While i admit you made many points, altought short phrases were mostly correct, swiss boy;)
 

Brainwatson

macrumors newbie
May 28, 2014
2
0
Yeah, the English <-> German Translation here makes absolutely no sense sometimes if you don't actually already know English and German, and know things like the fact that "Verschieben" and "Umziehen" both translate to "move" in English, but that one refers to an appointment and the other refers to actually relocating your household. That was a real facepalm moment for me and I turned the video off right there. Didn't need to watch any more after that.

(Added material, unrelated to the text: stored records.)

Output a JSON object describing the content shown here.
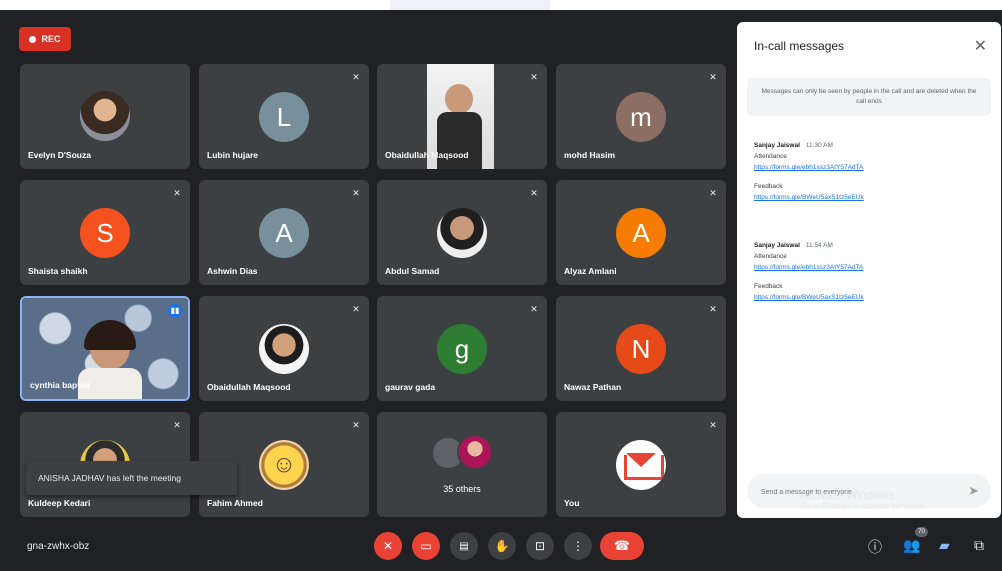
{
  "recording": {
    "label": "REC"
  },
  "participants": [
    {
      "name": "Evelyn D'Souza",
      "avatar_type": "photo"
    },
    {
      "name": "Lubin hujare",
      "avatar_type": "letter",
      "letter": "L",
      "color": "#78909c"
    },
    {
      "name": "Obaidullah Maqsood",
      "avatar_type": "video"
    },
    {
      "name": "mohd Hasim",
      "avatar_type": "letter",
      "letter": "m",
      "color": "#8d6e63"
    },
    {
      "name": "Shaista shaikh",
      "avatar_type": "letter",
      "letter": "S",
      "color": "#f4511e"
    },
    {
      "name": "Ashwin Dias",
      "avatar_type": "letter",
      "letter": "A",
      "color": "#78909c"
    },
    {
      "name": "Abdul Samad",
      "avatar_type": "photo"
    },
    {
      "name": "Alyaz Amlani",
      "avatar_type": "letter",
      "letter": "A",
      "color": "#f57c00"
    },
    {
      "name": "cynthia baptist",
      "avatar_type": "video"
    },
    {
      "name": "Obaidullah Maqsood",
      "avatar_type": "photo"
    },
    {
      "name": "gaurav gada",
      "avatar_type": "letter",
      "letter": "g",
      "color": "#2e7d32"
    },
    {
      "name": "Nawaz Pathan",
      "avatar_type": "letter",
      "letter": "N",
      "color": "#e64a19"
    },
    {
      "name": "Kuldeep Kedari",
      "avatar_type": "photo"
    },
    {
      "name": "Fahim Ahmed",
      "avatar_type": "emoji"
    },
    {
      "name": "35 others",
      "avatar_type": "group"
    },
    {
      "name": "You",
      "avatar_type": "gmail"
    }
  ],
  "toast": {
    "text": "ANISHA JADHAV has left the meeting"
  },
  "chat": {
    "title": "In-call messages",
    "notice": "Messages can only be seen by people in the call and are deleted when the call ends",
    "messages": [
      {
        "sender": "Sanjay Jaiswal",
        "time": "11:30 AM",
        "label1": "Attendance",
        "link1": "https://forms.gle/ebh1ssz3AtY57AdTA",
        "label2": "Feedback",
        "link2": "https://forms.gle/BWeU5axS1tz5eEUk"
      },
      {
        "sender": "Sanjay Jaiswal",
        "time": "11:54 AM",
        "label1": "Attendance",
        "link1": "https://forms.gle/ebh1ssz3AtY57AdTA",
        "label2": "Feedback",
        "link2": "https://forms.gle/BWeU5axS1tz5eEUk"
      }
    ],
    "input_placeholder": "Send a message to everyone"
  },
  "watermark": {
    "line1": "Activate Windows",
    "line2": "Go to Settings to activate Windows."
  },
  "footer": {
    "meeting_code": "gna-zwhx-obz",
    "participant_count": "70",
    "icons": {
      "mic": "mic-off-icon",
      "cam": "cam-off-icon",
      "captions": "captions-icon",
      "hand": "raise-hand-icon",
      "present": "present-icon",
      "more": "more-icon",
      "hangup": "phone-hangup-icon",
      "info": "info-icon",
      "people": "people-icon",
      "chat": "chat-icon",
      "activities": "activities-icon"
    }
  }
}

Agreed. I'm also a German native speaker and I would say about 70% of the English translation in German was nonsense. The near flawless results from German to English are largely due to the very careful and enunciated way the German speaker talks, which indicates that she must be some sort of language professional who knows exactly how to pronounce German syntax flawlessly for such a technology to get to those results. Not to mention the carefully drafted and rather basic conversation topics on the German side that made the reverse translation from German back to English seem a lot easier. I really like the idea of instant translation, it has something of the Star Trek universal translator, but judging from this demo, the technology doesn't seem ready yet. If even a German-English translation turns out so profoundly imperfect, given that both languages share common Germanic roots, then we will most likely have to wait another 5-10 years for this technology to work satisfactorily. For now, it's nothing more than a marketing gag that took advantage of the fact that the audience only understood one side of the conversation. This is very far from real-life application.
 

Magic29

macrumors newbie
May 28, 2014
1
0
Translation

I'm from Germany... and I can tell you, this translation was ridiculous...! Not ONE line was correct.

LMFAO:D
 

KdParker

macrumors 601
Oct 1, 2010
4,793
998
Everywhere
Correct me if I'm wrong but don't most Germans speak English ?

What is the purpose of this if most of the world speaks English ?

I can understand translating documents and such but what percentage of the user base is going to use this tool ?

More vapor ware from Microsoft .

Not sure I would call it vaporware. Since we don't speak or have an official world language, a functioning translator would be a great step.